Libera ricostruisce, con cura da ricamo, i suoi ricordi che descrivono la prima infanzia fino al tempo della giovinezza e maturità coniugando l'autobiografia con la biografia di mamma Vincenzina. R. Di Maio sottolinea che Vincenzina “instancabile e sorridente, cuoca di chiara fama, parlava con le piante e volgeva battute ai fiori, portava nel suo bagaglio la lingua, i ‘cunti’ e la saggezza di quel mondo contadino siciliano” (seconda di copertina). Nella ricostruzione del profilo, l'autrice ospita una coralità di voci di parenti e amici che, insieme con lei, fanno comprendere in che modo questa donna, con la semplicità e la modestia della sua vita, riesce a intrecciarsi - in reciprocità - con la vita di un grande uomo come Danilo Dolci. “Non so se dietro un grande uomo c'è sempre una grande donna, ma Vincenzina Mangano lo è certamente. E più che dietro, accanto. Così grandi entrambi. Molti hanno conosciuto direttamente o indirettamente il grande uomo, sociologo, educatore, poeta Danilo Dolci; ma non molti hanno conosciuto la grande donna Vincenzina, sua moglie. Verrebbe spontanea la voglia di fare un confronto tra questi due grandi: lui molto alto, possente, robusto e lei non alta, docile, quasi timida; lui colto, molto istruito, al centro dell'attenzione dei più deboli, e dei potenti della politica, della cultura, scienza e arte e lei con la modesta istruzione della scuola elementare, semplice e discreta, ma piena di saggezza antica.
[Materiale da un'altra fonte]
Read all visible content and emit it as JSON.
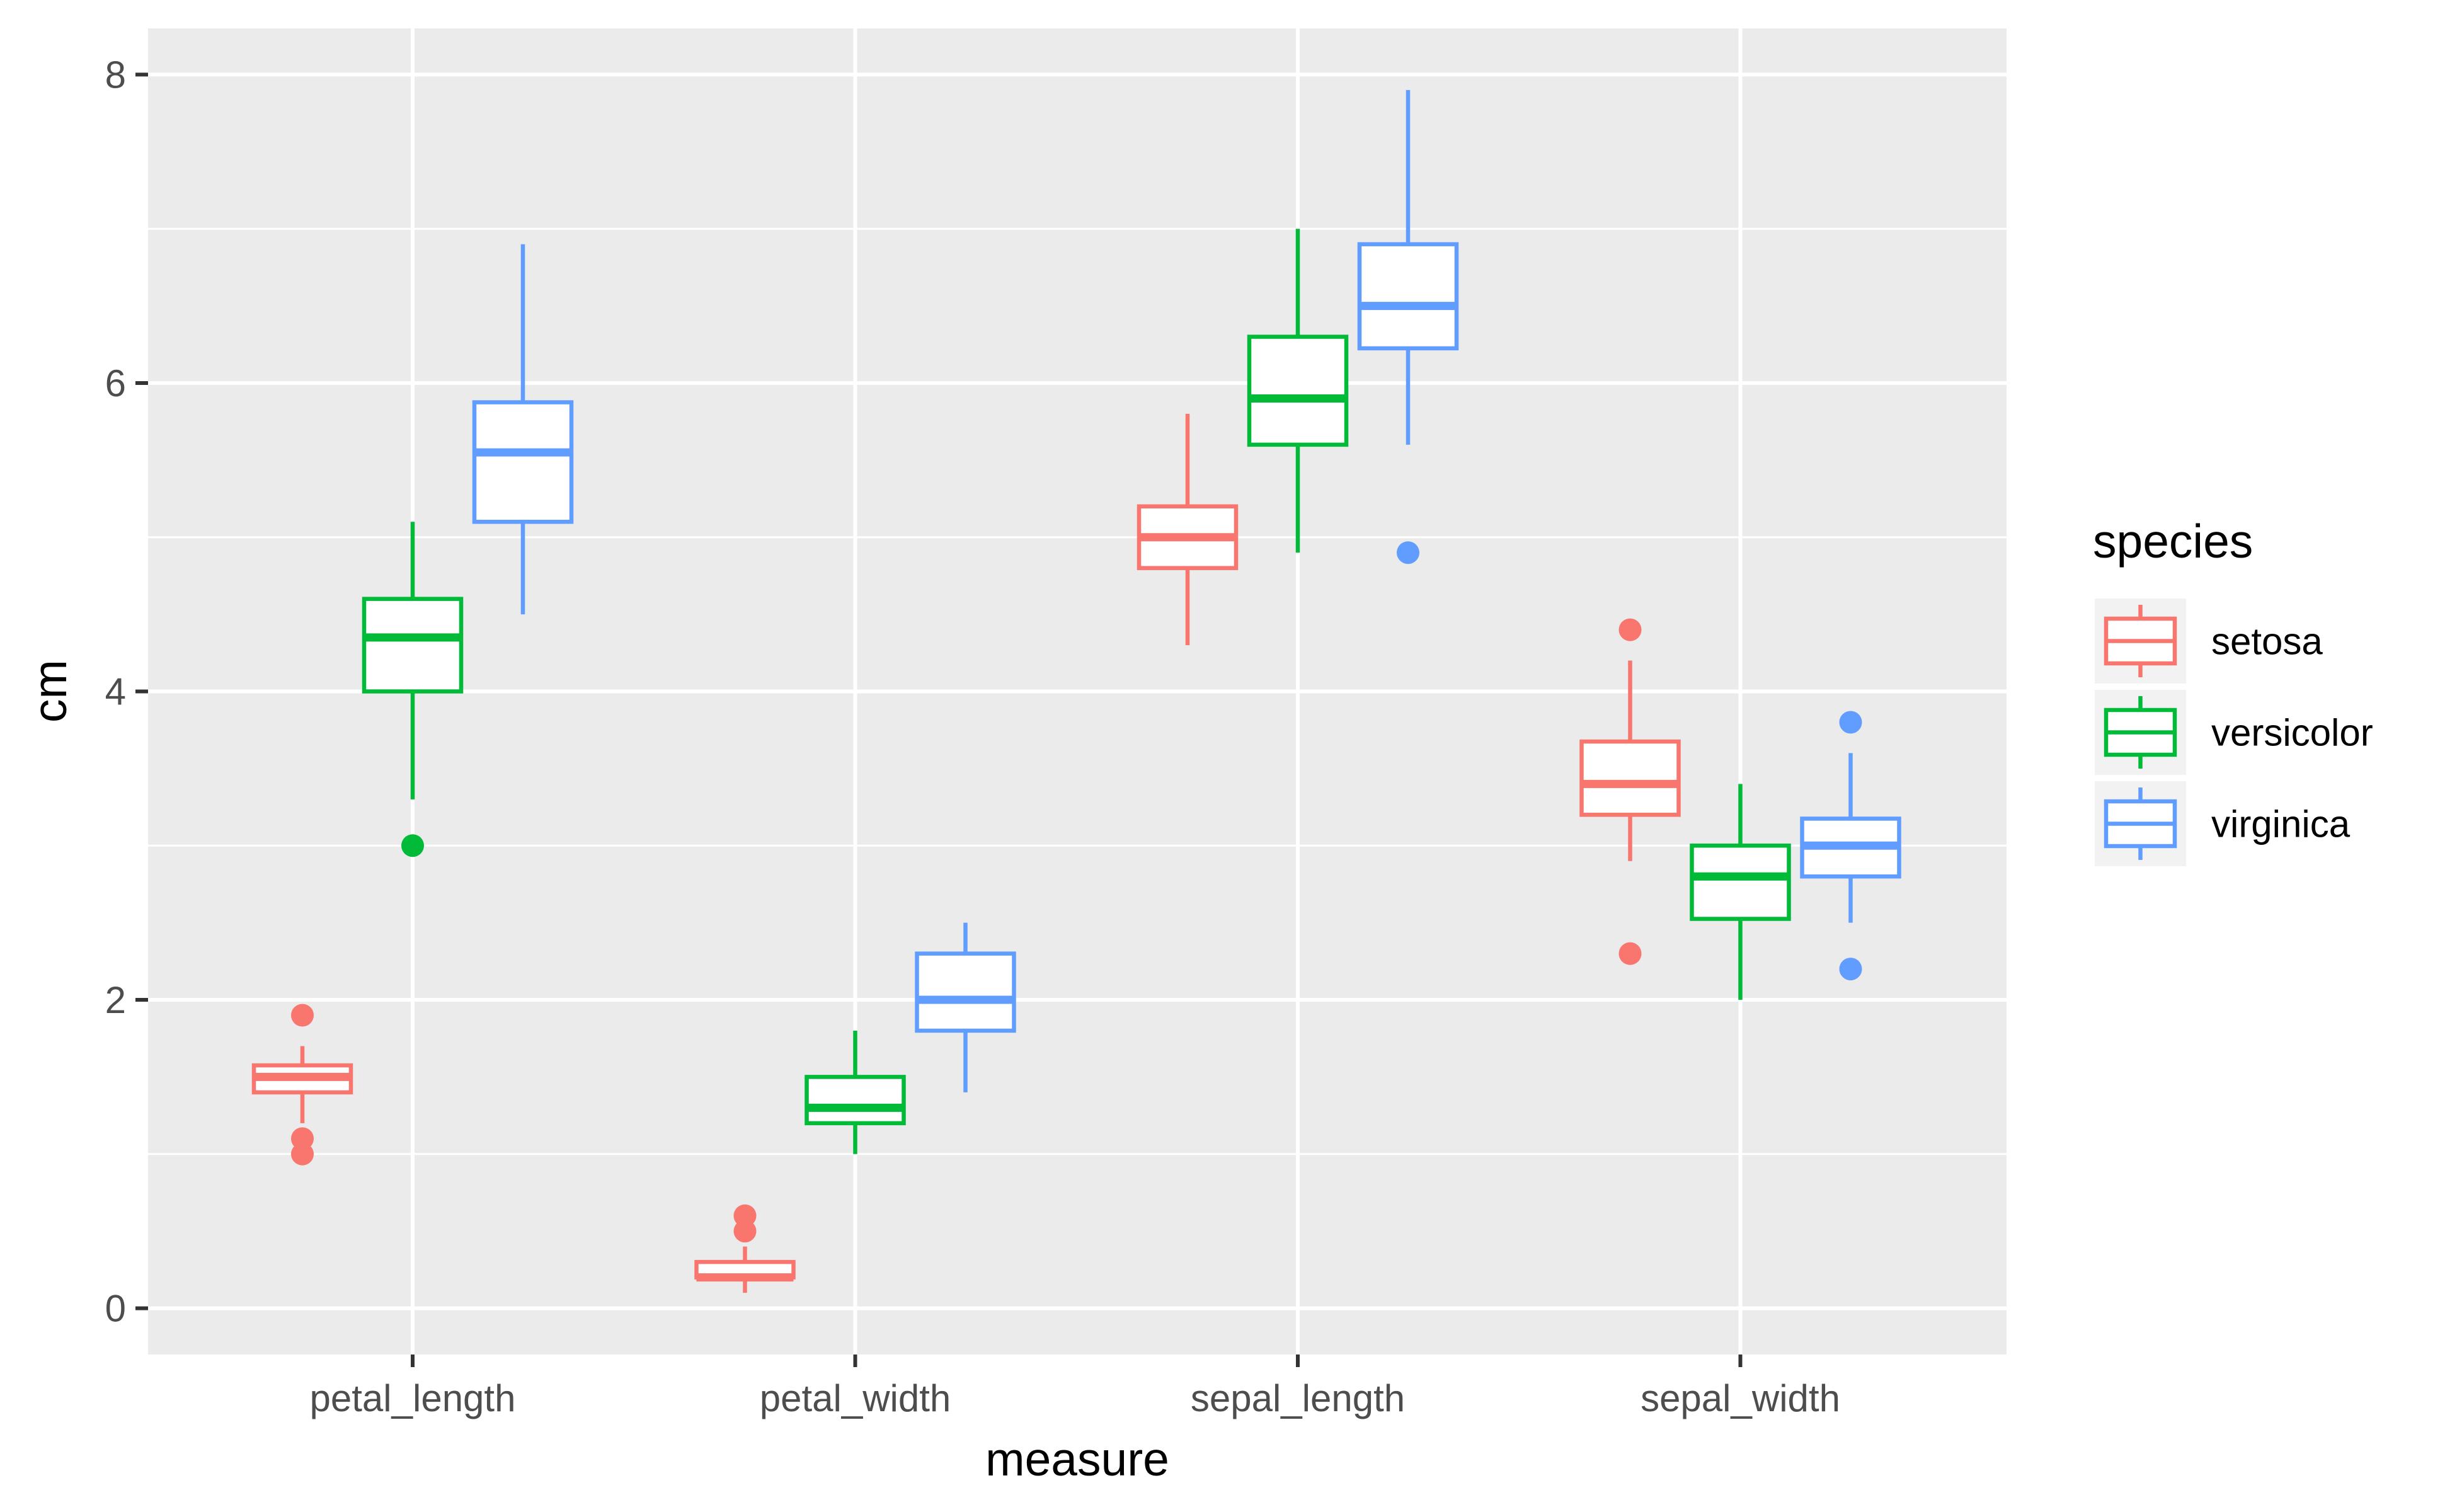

Loro, così diversi, e pure così grandi entrambi” (Orazio De Guilmi, pp. 155-156).Il secondo dato che caratterizza l'opera di Libera è l'attenzione che lei riserva alle abitudini popolari della madre con ricchezza di particolari che trasudano quell’immensa cultura contadina di cui un po' tutti sentiamo nostalgia. Si tratta, per lo più, di riferimenti alla cucina materna, pronta a restituire i gusti della nostra terra attraverso la ricca povertà dell’arte culinaria. Le ricette dettagliate non hanno niente a che fare con quanto, ormai quotidianamente, ci viene offerto nei numerosi programmi televisivi; qui sentiamo il sapore della terra e la passione nell’offrire una pietanza profumata e gustosa ai bambini che girano intorno al Borgo di Dio o agli ospiti eccezionali, amici di Danilo, venuti a offrire collaborazioni di vario genere.
Il terzo elemento di rilievo è certamente la ricostruzione del contesto familiare. In esso, da un lato emerge il configurarsi della vita di tutti i figli a partire dalle molteplici sollecitazioni, anche musicali e artistiche, offerte dal padre e sostenute dalla madre (che prova pure lei a imparare il flauto); dall’altro lato emerge quella concretezza esistenziale dentro la quale l'opera di Danilo Dolci prende consistenza nelle manifestazioni che organizza e nei libri che pubblica. Anche per questo aspetto, Vincenzina è determinante: non solo nell'essere in prima fila accanto al marito nelle manifestazioni pubbliche, ma anche nel prendere appunti e nel far da ‘segretaria’ riordinando carte e ambienti.
Vincenzina e Danilo sono morti a due anni di distanza: Vincenzina l’8 settembre 1995 e Danilo il 30 dicembre 1997; il volume, non a caso, ha visto la luce nel trentennio della morte della madre. Nonostante la loro separazione dopo venti anni di matrimonio, qualcosa continua a tenere insieme le loro vite e Libera ci ha provato a rintracciare questo intreccio “in mezzo alla verdura” (p. 222). Opportuno l’inserimento della presente pubblicazione nella collana “Letteratura e memoria. L’intervento delle donne nella Storia”. Ai lettori auguriamo una buona lettura, ma soprattutto una auspicabile… buona scrittura!